Kaja Kallas, szefowa unijnej dyplomacji, podczas szczytu w Luksemburgu (PAP/EPA/OLIVIER HOSLET)

Kaja Kallas, szefowa unijnej dyplomacji, podczas szczytu w Luksemburgu (PAP/EPA/OLIVIER HOSLET)

Słowa potępienia Rosji za wczorajszy atak na ukraińskie Sumy padały dziś przed rozpoczęciem spotkania unijnych ministrów spraw zagranicznych w Luksemburgu.

W ataku zginęły co najmniej 34 osoby, a ponad 100 zostało rannych. Jednym z tematów narady szefów dyplomacji europejskich krajów jest wojna na Ukrainie.

O szczegółach Beata Płomecka:

W Luksemburgu o zaostrzenie sankcji na Rosję zaapelował minister spraw zagranicznych Litwy.

„Atak na sumy to upokorzenie dla każdego, kto podejmuje wysiłki dyplomatyczne, by doprowadzić do zakończenia wojny” – stwierdził Kestutis Budrys.
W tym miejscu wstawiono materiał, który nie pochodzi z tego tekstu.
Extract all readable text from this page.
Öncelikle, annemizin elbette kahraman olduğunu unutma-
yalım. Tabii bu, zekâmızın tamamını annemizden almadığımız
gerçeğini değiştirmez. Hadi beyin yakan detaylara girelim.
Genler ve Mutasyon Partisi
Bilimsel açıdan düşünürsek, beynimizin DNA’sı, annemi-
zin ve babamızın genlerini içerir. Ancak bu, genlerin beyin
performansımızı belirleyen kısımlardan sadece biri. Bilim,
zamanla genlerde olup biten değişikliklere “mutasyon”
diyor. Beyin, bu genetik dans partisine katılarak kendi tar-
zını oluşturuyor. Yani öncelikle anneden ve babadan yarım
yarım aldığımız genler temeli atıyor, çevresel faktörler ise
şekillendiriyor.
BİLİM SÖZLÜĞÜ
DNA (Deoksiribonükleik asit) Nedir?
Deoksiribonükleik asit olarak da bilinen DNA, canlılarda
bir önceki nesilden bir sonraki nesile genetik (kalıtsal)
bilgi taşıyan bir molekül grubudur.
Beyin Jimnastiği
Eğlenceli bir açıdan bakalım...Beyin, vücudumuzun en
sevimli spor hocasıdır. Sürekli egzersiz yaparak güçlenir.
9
Szef litewskiego MSZ uważa, że w kolejnym 17. pakiecie sankcji wobec Rosji UE powinna uderzyć między innymi w sektor gazowy i jądrowy:

Nadszedł czas dla Europy do działania. Chodzi o sankcje na LNG, na Rosatom, na kolejne statki z floty cieni, oraz oczywiście na kolejne osoby i firmy. Tak powinniśmy postępować, by mieć większą możliwość wywierania nacisku na Putina i by zakończyć jego wojnę

– powiedział Budrys.

Apel o embargo na import rosyjskiego gazu skroplonego, czyli LNG jest ponawiany co jakiś czas, ale do tej pory nie było na to zgody wśród unijnych krajów. Podobnie jak na sankcje na państwowy koncern jądrowy Rosatom.